Battery Sizing for Autonomy
# Formula: Battery capacity (Ah) = Daily energy * Autonomy days / (usable fraction * voltage)
# Usable fraction (plan-to depth of discharge for longevity):
# LiFePO4 ~0.80 (cells can do 0.80-0.90), LiPo/Li-ion ~0.80, SLA/lead-acid ~0.50
# For emergency-comms nodes, target 5-7+ days of autonomy: panels do not help
# during multi-day overcast, so the battery must carry the whole no-sun stretch.
# RAK4631 repeater with 3-day autonomy, 3.7V LiPo:
Battery Ah = (1.33 Wh/day * 3 days) / (0.80 * 3.7V)
= 3.99 Wh / 2.96
= 1.35 Ah minimum
# 3 days is a general minimum; for an emergency-comms node, size for 5-7 days.
# A 10Ah LiPo gives: 10Ah * 0.80 * 3.7V / 1.33 Wh/day = ~22 days of autonomy.
# That is a comfortable reserve for this very-low-draw node, but the reserve is
# only useful if the battery is kept above freezing and the panel can recharge it
# between cloudy spells. Do not treat panel size and battery reserve as
# interchangeable - the battery carries no-sun days, the panel recharges between them.
# For Pi + RAK at 3-day autonomy, 12V LiFePO4:
Battery Ah = (37.33 * 3) / (0.80 * 12V) = 11.7 Ah minimum
# Use a 20Ah battery for comfortable margin (and 5-7 day reserve if emcomm-critical).
Seasonal Charging Strategies
- High-sun climates (AZ, NM, TX): Standard sizing with modest battery. More at risk from heat-related battery degradation than insufficient solar.
- Variable climates (CO, GA, NY): Size for winter worst-case. A controller with proper charge termination prevents overcharge, so excess panel capacity in summer is simply wasted rather than harmful — but only if the controller terminates charging correctly. Summer heat itself stresses lithium cells: keep the battery shaded and ventilated, and do not charge Li-ion/LiPo above ~45 °C.

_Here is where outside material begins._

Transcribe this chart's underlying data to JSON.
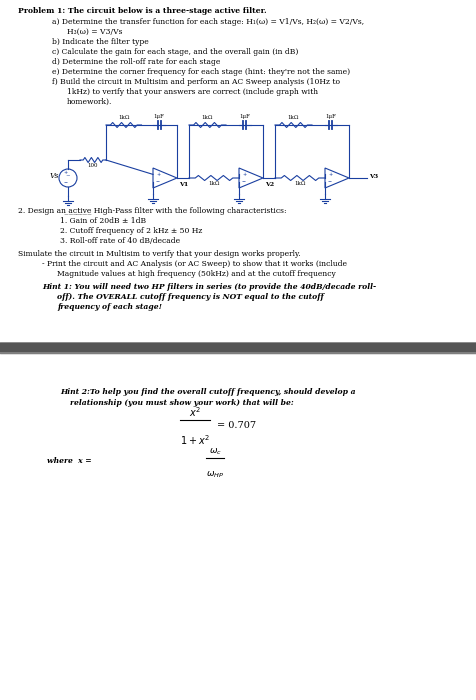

- Low-sun climates (PNW, AK): Over-size significantly. A 20W panel for a 1W load is not overkill in Portland. Alternatively, use a second backup charging source (wind generator, AC trickle charge from nearby structure). In sub-freezing weather, ensure the BMS or charge controller inhibits charging below 0 °C — charging a frozen lithium cell causes plating and a permanent internal-short hazard.